Durch eine Wasserentnahme zu abflussreichen Zeiten wie im Winterhalbjahr oder bei sommerlich hohem Abfluss oder Hochwasser (vorzugsweise aus Oberflächengewässern) und eine Zwischenspeicherung (Becken, Zisternen etc.) sowie eine Entnahme zu Nutzzwecken in Bedarfszeiten (z. B. bei Beregnungsbedarf) kann eine Wasserspeicherung in Überschussperioden (B.5) stattfinden. Die Bevorratung, keine oder nur geringe umweltfachliche Konflikte und keine Konkurrenz um Wasser in Trockenzeiten können dabei aus ackerbaulicher Sicht zu einer gesicherten Wasserverfügbarkeit führen. Dies ermöglicht eine umweltfreundliche, technische Lösung zur Vermeidung hydrologisch/ ökologisch kritischer Wasserentnahmen bei Niedrigwasser.
Die dritte Gruppe befasst sich mit technischen Maßnahmen mit indirekten Wirkungen auf den Wasserrückhalt (C). Eine umweltfreundliche technische Lösung zur Vermeidung von hydrologisch/ökologisch kritischen Wasserentnahmen bzw. zur Verbrauchsminimierung muss die Nutzung effizienter, wassersparender Bewässerungstechnologien (C.1) sein. Potentielle Maßnahme wäre der Einsatz einer Technik mit dem Ziel einer punkt-/ zeitgenauen Bewässerung (Menge und Zeitpunkt) mit möglichst geringen Verlusten. Das würde Energie und Wasser einsparen. Eine weitere Maßnahme mit indirekter Wirkung auf den Wasserhaushalt kann die
Etablierung von Agri-Photovoltaik und Moor-Photovoltaik (C.2) sein. Dies kann zu einer Reduktion der Verdunstung führen – vor allem bei horizontaler Abschirmung. Durch die Verminderung der Verdunstungsverluste werden die Bodenwasservorräte geschont. Der Schutz
vor auftretenden Hagelschäden gerade bei dahingehend empfindlichen Kulturen durch die Module ist ein weiterer Vorteil.
Die Maßnahmen zur Optimierung des Anbaus landwirtschaftlicher Kulturen (D) beruhen vor allen Dingen darauf, den Fokus auf verdunstungsärmere Kulturen zu legen (D.1). Dies kann aus landwirtschaftlicher Sicht zur Verminderung der Verdunstungsverluste und damit zur Schonung der Bodenwasservorräte führen, womit mehr Toleranz gegenüber ausgeprägten Dürreperioden vorhanden wäre.

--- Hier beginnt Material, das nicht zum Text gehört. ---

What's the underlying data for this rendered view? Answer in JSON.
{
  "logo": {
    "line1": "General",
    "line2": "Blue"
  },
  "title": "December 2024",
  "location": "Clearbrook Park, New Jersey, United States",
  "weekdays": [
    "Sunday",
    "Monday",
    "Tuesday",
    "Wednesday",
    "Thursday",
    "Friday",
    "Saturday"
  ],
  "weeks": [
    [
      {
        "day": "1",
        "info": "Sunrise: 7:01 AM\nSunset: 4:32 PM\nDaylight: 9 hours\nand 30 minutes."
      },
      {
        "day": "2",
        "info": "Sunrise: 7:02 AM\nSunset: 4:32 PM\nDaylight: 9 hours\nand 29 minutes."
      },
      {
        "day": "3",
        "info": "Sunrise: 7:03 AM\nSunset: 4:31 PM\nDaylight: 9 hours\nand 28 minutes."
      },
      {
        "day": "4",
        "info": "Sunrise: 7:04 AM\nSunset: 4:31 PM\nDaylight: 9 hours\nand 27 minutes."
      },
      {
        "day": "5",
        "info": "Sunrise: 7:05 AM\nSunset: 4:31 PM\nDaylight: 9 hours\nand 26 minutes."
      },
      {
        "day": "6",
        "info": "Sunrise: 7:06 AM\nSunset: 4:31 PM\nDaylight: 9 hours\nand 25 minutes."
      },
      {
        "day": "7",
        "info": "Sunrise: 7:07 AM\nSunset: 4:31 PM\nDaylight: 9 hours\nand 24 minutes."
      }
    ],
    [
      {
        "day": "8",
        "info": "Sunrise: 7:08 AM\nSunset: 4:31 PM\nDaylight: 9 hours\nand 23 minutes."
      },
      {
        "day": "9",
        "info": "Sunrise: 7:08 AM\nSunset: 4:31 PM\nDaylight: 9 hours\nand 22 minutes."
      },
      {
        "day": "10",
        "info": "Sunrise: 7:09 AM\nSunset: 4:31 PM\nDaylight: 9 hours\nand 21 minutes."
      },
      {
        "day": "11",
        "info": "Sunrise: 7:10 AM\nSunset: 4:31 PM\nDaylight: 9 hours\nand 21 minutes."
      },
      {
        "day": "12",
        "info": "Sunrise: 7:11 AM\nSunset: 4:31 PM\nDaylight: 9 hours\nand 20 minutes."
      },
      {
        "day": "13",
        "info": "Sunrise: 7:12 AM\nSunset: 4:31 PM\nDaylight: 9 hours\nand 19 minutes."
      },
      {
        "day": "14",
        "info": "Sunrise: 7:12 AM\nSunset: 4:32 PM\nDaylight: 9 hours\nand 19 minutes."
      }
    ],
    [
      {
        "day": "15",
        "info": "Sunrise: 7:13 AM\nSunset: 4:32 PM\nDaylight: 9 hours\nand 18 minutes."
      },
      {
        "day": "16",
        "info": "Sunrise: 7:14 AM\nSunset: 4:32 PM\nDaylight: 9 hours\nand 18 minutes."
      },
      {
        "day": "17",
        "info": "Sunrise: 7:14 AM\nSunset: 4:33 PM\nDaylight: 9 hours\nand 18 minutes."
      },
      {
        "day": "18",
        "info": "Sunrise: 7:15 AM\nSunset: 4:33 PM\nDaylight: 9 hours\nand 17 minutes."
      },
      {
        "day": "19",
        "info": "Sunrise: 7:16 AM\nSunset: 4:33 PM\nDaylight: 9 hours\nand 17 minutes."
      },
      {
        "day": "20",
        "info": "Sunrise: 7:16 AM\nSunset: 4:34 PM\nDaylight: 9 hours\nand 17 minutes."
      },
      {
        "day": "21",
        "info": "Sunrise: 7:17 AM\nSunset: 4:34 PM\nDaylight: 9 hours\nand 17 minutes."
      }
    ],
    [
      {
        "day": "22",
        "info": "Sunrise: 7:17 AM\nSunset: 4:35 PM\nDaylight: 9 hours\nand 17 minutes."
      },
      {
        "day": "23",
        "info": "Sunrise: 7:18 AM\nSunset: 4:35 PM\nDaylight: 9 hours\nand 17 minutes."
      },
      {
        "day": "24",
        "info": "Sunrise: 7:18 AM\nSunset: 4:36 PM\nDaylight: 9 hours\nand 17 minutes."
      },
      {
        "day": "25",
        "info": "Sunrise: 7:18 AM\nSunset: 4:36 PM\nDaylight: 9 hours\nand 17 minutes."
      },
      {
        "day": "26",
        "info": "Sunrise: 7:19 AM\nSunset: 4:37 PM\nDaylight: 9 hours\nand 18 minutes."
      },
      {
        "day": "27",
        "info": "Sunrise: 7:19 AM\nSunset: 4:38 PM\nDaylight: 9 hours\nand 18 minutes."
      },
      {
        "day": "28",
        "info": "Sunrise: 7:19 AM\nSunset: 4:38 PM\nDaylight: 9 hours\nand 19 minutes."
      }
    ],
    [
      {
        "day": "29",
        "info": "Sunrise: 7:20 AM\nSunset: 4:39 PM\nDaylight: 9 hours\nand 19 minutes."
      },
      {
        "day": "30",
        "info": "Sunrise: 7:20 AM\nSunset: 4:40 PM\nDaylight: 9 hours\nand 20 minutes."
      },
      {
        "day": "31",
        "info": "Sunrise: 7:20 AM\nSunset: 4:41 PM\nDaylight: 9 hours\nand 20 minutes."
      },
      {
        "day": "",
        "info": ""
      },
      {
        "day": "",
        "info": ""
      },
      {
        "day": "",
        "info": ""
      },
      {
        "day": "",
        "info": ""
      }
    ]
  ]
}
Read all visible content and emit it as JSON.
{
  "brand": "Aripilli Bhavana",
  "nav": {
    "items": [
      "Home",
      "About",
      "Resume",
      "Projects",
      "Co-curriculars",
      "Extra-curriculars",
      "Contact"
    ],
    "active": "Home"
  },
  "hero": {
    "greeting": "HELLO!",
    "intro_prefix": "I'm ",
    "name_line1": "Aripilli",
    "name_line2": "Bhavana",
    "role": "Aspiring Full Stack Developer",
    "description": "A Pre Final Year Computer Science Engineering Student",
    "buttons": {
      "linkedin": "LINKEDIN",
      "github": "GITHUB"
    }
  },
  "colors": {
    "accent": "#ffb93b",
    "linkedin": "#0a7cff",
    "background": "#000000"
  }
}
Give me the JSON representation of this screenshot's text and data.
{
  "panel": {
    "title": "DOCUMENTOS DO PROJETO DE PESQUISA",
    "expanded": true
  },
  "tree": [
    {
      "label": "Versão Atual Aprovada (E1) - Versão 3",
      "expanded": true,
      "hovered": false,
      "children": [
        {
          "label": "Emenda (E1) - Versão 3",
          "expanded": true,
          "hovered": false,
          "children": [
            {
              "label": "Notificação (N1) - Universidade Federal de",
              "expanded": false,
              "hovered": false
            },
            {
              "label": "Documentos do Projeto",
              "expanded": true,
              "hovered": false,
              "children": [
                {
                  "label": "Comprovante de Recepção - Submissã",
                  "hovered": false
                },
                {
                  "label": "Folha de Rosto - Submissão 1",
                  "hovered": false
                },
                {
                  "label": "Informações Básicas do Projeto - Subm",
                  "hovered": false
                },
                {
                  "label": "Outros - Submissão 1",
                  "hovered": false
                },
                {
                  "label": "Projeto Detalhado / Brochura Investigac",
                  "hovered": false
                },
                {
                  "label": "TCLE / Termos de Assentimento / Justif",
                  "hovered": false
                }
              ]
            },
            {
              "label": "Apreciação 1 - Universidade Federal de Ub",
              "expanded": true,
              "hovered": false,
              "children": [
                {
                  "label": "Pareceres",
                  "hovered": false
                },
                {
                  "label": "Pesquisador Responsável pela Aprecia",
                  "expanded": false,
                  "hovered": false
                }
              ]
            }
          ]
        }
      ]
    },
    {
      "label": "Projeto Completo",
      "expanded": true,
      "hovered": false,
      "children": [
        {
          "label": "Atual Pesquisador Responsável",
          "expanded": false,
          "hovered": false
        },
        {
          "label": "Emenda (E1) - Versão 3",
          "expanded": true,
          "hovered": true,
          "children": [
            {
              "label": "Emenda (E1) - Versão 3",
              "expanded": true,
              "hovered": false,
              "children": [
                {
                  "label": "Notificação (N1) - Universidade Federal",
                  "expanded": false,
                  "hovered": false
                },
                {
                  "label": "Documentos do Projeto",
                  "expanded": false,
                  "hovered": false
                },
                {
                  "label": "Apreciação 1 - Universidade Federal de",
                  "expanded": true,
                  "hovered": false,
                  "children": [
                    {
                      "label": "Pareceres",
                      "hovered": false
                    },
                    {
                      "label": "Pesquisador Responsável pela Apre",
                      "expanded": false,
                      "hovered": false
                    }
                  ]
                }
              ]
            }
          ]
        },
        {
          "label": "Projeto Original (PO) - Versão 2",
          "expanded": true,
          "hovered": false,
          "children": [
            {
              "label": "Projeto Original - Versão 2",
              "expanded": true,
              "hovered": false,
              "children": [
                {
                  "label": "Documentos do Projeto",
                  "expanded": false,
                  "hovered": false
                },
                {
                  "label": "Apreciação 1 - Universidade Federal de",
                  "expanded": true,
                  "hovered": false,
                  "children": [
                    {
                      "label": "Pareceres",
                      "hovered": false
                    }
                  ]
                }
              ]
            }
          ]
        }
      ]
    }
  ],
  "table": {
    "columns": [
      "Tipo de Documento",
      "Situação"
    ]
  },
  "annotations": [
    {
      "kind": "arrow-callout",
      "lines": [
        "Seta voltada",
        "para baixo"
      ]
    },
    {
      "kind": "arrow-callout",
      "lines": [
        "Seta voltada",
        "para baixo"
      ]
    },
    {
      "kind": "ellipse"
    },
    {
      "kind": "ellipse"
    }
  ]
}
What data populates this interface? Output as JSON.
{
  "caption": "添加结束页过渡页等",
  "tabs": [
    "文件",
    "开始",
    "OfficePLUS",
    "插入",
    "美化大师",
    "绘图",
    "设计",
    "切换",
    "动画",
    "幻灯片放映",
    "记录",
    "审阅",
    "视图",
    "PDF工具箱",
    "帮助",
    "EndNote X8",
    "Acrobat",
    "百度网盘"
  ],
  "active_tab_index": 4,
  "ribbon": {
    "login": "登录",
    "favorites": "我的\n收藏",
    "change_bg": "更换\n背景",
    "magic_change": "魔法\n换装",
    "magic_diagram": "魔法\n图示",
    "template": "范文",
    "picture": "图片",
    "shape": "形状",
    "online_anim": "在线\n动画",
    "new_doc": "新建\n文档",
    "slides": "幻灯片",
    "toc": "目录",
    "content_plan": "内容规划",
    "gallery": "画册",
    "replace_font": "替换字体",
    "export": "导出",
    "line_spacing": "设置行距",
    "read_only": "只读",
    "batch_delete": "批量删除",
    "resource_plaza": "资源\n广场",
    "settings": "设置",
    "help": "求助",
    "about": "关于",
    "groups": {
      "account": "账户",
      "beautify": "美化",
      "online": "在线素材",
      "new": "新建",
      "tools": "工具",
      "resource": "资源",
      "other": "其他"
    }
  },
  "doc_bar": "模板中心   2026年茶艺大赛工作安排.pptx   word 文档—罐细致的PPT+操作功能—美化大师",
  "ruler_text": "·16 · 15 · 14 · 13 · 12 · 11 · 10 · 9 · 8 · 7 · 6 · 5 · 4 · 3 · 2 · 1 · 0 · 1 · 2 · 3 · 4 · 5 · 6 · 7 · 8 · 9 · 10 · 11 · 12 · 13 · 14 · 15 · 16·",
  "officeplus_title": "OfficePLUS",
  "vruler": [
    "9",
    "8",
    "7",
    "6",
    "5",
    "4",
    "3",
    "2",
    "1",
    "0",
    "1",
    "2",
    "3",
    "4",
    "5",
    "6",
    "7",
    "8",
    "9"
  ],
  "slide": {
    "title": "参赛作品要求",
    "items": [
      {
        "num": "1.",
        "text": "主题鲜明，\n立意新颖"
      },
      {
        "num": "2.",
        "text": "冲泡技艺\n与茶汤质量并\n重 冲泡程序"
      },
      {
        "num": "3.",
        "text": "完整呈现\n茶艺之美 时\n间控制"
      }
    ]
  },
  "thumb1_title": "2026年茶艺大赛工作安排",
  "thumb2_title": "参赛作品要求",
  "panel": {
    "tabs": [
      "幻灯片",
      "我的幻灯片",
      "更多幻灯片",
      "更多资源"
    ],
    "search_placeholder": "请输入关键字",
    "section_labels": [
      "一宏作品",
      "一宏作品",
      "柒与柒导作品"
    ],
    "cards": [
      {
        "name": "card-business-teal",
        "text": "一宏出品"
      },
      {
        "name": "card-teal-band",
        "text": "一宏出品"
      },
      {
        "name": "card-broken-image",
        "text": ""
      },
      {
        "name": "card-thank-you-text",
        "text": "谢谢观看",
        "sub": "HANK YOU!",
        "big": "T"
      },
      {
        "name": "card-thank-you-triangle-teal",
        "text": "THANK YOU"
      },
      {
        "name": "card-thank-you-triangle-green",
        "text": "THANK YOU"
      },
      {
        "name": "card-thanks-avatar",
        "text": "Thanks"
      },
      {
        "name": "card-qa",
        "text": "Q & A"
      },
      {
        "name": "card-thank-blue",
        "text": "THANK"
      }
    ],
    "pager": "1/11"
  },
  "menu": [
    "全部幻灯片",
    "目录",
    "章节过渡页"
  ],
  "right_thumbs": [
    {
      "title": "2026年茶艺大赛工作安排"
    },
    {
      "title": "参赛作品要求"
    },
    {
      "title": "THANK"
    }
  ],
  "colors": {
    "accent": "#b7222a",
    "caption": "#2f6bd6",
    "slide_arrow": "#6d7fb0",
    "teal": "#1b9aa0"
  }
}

Eine höhere Humussubstanz im Boden infolge von mehr Bodenfeuchte könnte einen weiteren Vorteil darstellen. Ein ausgeglichenerer Bodenwasserhaushalt und die Erreichung eines resilienteren (belastbareren) Landschaftswasserhaushalts wären aus hydrologischer Sicht die positiven Folgen dieser Maßnahme.
Alle können profitieren
Häufig stehen die gesamtgesellschaftlichen Ziele in Konflikt mit den Vorstellungen in der Landwirtschaft. Aber bei genauerer Betrachtung sind einige vorteilhafte Synergien zu erkennen und diese gilt es zu fördern. Das gilt gerade auch für Maßnahmen zur Verbesserung des Wasserrückhalts, weil etliche hier geeignete Maßnahmen gleichsam zu Vorteilen vor allem für den Bodenschutz, den Klimaschutz, den Gewässerschutz, den Trinkwasserschutz und auch für den Naturschutz führen.
Für die Landwirtschaft sollte es deshalb darum gehen, selbst Maßnahmen für den Wasserrückhalt zu ergreifen oder diesbezügliche
Maßnahmen Dritter zu unterstützen oder zu tolerieren. Nicht erwähnt bleiben soll, dass es aus den genannten Gründen für zahlreiche Maßnahmen Fördermittel der Länder oder projektspezifische Gelder Dritter gibt.
Viele der Maßnahmen unterliegen – soweit sie nicht selbstverständlicher Teil der landwirtschaftlichen Praxis sind – einer grundsätzlichen Genehmigungspflicht, insbesondere in den Rechtsgebieten Naturschutz und Landschaftspflege sowie Wasserwirtschaft. Auch hier gilt es daher, sich entsprechend zu informieren.